Entro en el departamento acalorada y repentinamente muy cansada. Como un reflejo o un movimiento conocido, espero que Perla venga a franelearme los pies como hace siempre y entonces me doy cuenta de que no me acuerdo hace cuánto no la veo. No me preocupa el balcón pero la ráfaga de viento cruzado me indica que dejé abiertas la ventana que da al pulmón, que no tiene protección, y la puerta de la habitación. Estaba segura de que la puerta sí la había cerrado pero la puede abrir el viento o un empujón suave.
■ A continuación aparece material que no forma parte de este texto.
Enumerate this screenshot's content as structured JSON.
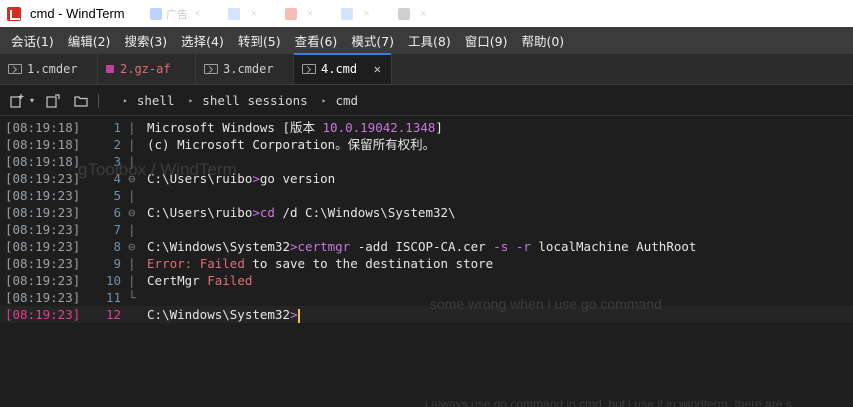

Me asomo al pozo como una imbécil y ahí la veo, al final de la oscuridad, a mi gata blanca brillando en brazos de la chica de ojos celestes o de mi mamá o en mis brazos, el pozo está en sombras y no estoy muy segura. La escucho maullar, lejana y dolorida. Me estiro y me inclino para ver mejor, pregunto y grito, siento crecer los murmullos primero y los insultos después. Tengo los pies en el aire y el riel de la ventana se me clava en el talón de las manos. Sería fácil, tan fácil como soltar.